3. Modeling Probability of Default

Modeling the probability that a loan defaults is critical to our investment strategy. After our exploration of 2013 and 2014 data, we select predictors that present promising separations between defaulted and repaid loans. We also make sure not to use any predictors capturing information that we would not have at the time of selecting which loans to invest in.


Summary of variables

Response:

Newly defined variable, paid, which was a binary variable indicating whether a loan had any status other than ‘Fully Paid’.

Predictors:


Handling Imbalanced Class

The machine learning algorithms we select to predict future loans as defaulting or not defaulting have trouble learning to predict underrepresented classes. As seen in the table below, the defaulted class in the training data is under represented. To address this class imbalance problem, we use synthesis of new minority class instances (SMOTE). For each minority class, SMOTE calculates the k nearest neighbors. Depending on the amount of oversampling required, one or more of the k-nearest neighbors are selecte to create synthetic examples to augment the training dataset. We oversample the defaulted loan class to achieve a 50-50 split of classes using the imbalanced-learn library.
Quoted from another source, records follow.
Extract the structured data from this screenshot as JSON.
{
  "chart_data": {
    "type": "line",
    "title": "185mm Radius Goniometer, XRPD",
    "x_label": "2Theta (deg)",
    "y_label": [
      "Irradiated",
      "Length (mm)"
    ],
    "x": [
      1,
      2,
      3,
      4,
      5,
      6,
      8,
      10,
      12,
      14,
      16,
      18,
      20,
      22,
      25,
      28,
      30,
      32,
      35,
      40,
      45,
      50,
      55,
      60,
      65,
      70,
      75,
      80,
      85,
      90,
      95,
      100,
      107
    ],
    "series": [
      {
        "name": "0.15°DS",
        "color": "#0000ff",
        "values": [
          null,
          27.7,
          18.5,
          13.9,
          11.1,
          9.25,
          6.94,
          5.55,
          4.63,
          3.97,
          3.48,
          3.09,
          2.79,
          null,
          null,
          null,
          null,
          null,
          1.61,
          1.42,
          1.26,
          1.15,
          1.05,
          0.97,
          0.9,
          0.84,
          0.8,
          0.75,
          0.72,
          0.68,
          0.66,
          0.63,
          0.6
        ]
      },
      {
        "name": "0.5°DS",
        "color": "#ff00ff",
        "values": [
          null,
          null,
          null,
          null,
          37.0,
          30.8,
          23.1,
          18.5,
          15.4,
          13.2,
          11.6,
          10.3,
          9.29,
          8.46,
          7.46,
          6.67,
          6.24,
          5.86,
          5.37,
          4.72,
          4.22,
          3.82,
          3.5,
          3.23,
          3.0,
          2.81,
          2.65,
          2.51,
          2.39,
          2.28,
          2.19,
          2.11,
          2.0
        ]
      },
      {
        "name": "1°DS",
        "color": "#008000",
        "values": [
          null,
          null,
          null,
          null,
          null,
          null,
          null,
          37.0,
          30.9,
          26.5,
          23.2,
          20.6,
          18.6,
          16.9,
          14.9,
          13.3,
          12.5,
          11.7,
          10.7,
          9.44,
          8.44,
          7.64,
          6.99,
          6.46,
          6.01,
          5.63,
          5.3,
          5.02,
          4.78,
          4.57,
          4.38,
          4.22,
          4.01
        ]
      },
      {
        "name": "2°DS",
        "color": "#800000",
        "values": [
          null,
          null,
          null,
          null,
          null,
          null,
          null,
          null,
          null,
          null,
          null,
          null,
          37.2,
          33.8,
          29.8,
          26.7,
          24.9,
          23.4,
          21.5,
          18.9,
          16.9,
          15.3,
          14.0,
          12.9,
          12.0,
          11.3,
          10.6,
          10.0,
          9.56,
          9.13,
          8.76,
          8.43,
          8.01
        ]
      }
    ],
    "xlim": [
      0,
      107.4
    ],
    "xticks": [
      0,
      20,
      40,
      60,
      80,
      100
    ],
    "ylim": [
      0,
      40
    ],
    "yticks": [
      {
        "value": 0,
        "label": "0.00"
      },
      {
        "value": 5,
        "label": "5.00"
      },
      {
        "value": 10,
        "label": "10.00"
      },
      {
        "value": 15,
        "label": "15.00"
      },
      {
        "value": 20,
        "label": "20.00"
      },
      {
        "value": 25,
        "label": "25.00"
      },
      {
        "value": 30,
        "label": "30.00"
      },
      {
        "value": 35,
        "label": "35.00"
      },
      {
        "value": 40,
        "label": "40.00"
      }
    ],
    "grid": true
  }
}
number of loans percent of loans SMOTE number of loans SMOTE percent of loans
repaid 289177 0.78 289177 0.5
defaulted 81266 0.22 289177 0.5

Machine Learning Models

Our goal is to achieve the highly accurate predictions of the probability of a loan defaulting with our selected features, and use this predicted probability as an input to our investment strategy. We use a suite of models to predict this probability and conduct hyperparameter searches using grid search. The models we explore are listed below with their tuned hyperparameters.

The baseline accuracy, i.e. accuracy achieved when the majority class (repaid loans) is always predicted, is 0.82 on the training set and 0.78 on the test set. While most of our models do not achieve baseline accuracy, we attribute this to discarding variables we identify as potentially containing information about protected classes.

As displayed in the table below, the highest test accuracy is achieved by the neural network, followed by QDA. However, QDA achieves a high test accuracy because it predominantly predicts that loans are repaid (only 0.07% of loans are predicted to default). A dive into QDA’s training accuracy reveals a similar pattern, where only 3.4% of the loans are predicted to default, despite 50% of the loans resulting in true defaults. Given this trend, we don’t trust that QDA has learnt the nuances of our training data, so we choose the next contender, logistic regression, to take forward to our return on investment analysis, along with the neural network.

Heuristically, it mattered to us that our models be able to assign different spectrums of default probabilities to loans that went on to default compared with those that repaid succesfully. We considered the probability distributions associated with our two outcome classes in the training data - aware of the fact that we shouldn’t read too much into this since there was clearly the chance our models were overfit.

Financial data is notoriously noisy, so it was promising that our models were generally able to differentiate between the different outcomes based on our input data. We were interesed in quantifying the predictive power of our models, hence we used ROC AUC scores as well as accuracy scores to make our final decision on which models to take forwards. As this is a highly imbalanced problem, we seek to confirm that our best contendors from an accuracy standpoint do maximize the area under the ROC curve. As shown in the table, the highest AUC is achieved by the logistic regression model, followed by the neural network, confirming our selection.


Training and test accuracies by model

Training Accuracy Training AUC Test Accuracy Test AUC
Logistic Regression 0.655 0.713 0.746 0.724
Neural Network 0.676 0.708 0.781 0.714
Light GBM 0.786 0.702 0.702 0.641
Random Forest 0.694 0.720 0.718 0.637
AdaBoost 0.896 0.960 0.663 0.622
Quadratic Discriminant Analysis 0.535 0.535 0.778 0.502

Probability of Default Distributions for Training Data

png


Area under the receiver operating characteristic (ROC) curve for training and test data

png


Analysis

From these results, it was clear we should take the Logistic Regression model and our MLP forward as our final models. Financial data is notoriously noisy, so the fact that both these models achieved close to/superior accuracy scores compared with the the baseline accuracy, and that both maintained their AUC across the training and test sets was certainly promising as we looked to use these models to predict Return on Investment.